José María Calvo Muniain, coadjutor S. Pío y Urki (Eibar)
Ignacio Guezuruaga Manterola, Arantzazuko A. M. Parrokoa (Irún)
Juan José Mancisidor Larrañaga, parroko Itziar (Zarauz)
José María Ormazábal Etxeberría, coadjutor de San José y capellán de Zorroaga (Santa María)
Boni Urkizu Arbelaitz, parroko S. Esteban Oiartzun (Errenteria)

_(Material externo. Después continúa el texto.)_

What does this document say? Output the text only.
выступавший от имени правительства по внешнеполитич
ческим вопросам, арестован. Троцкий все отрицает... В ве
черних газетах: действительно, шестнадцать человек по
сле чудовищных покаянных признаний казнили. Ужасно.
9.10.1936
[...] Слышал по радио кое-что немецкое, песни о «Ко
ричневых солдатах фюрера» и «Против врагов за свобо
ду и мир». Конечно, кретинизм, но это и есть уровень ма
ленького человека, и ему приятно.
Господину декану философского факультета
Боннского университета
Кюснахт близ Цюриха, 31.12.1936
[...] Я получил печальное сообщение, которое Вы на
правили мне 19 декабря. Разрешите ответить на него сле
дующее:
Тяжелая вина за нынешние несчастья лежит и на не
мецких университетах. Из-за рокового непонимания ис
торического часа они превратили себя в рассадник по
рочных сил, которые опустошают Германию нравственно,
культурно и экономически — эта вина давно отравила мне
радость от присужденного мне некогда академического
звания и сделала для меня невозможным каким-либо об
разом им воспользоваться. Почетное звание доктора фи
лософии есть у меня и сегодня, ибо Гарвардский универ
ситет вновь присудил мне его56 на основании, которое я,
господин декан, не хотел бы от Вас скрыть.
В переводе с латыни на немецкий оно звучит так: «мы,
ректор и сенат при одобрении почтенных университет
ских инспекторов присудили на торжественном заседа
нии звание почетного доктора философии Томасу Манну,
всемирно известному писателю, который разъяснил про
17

Juan Otaegui Otaegui, u Otaegi Otaegi, según le dé, parroko Corpus Kristi (Tolosa), religioso aunque de momento no sabemos de que orden o congregación.
Martín Mendizábal Mujika o Muxika, también según le dé y también religioso, aunque tampoco sepamos de que familia.
Nueve jubilatas, cuántos más habrá, que han querido manchar su hoja de servicios, tal vez manchadísima ya, firmando este penoso escrito.
Lo del también firmante, también religioso y cuasi imberbe muchachuelo pues sólo tiene 60 años aunque ya muy próximo a que le caigan los 61, Joxe Maria Arregi Guridi es ya porno duro eclesial.Este franciscano, del Consejo Pastoral y Guardián de Arantzazu, antes ministro provincial, nos cuenta una historia mafiosa y repugnante de rastreo del disco duro del ordenador que tuvo monseñor Munilla en Zumárraga y que dejó en la parroquia. Para que luego se quejen del ministro Rubalcaba.
Lo que civilmente podría tener apariencias presuntamente delictivas, eclesialmente parece abominable. Y el franciscano lo cuenta sin inmutarse. No es de extrañar que bajo sujetos como ese Aránzazu presente un aspecto desolador. La comunidad franciscana llegó a tener 170 frailes más un centenar de novicios. Hoy son 35 franciscanos con una media de edad de más de 70 años. Y eso lo decía el Diario Vasco hace casi dos años. Pues ya serán menos y más viejos.Poco tendrá que guardar el Guardián.
Esto es lo que se opone a monseñor Munilla. Ciertamente muy triste pero no demasiado preocupante. Son una especie en vías de extinción.
P.D-: Un amable lector me dice que identifico al firmante Joxé María Arregi Guridi, firmante del manifiesto, con José Arregui Olaizola que es quien ha referido la repugnante y desmentida historia del ordenador de Zumárraga. Ambos son franciscanos pero distintas personas. Mi comunicante añade: "El primero fue el provincial anterior y guardián de Aránzazu, el segundo es profesor de la Facultad de Teología de Vitoria y de Deusto. Un tío asqueroso y engreído. Sebastián lo retiró de Pamplona por heterodoxo y se prodiga como voz discordante e hipercrítica de todo. Conozco a ambos, el primero es progre pero sano, el segundo es aborrecible. Incluso dentro de la misma comunidad.".
Sobre su "teología" Luis Fernando Pérez Bustamante acaba de dejarnos una sabrosísima anécdota en la que intervino directamente Urs von Balthasar. Que le tenía enorme aprecio. Perdón, quise decir desprecio.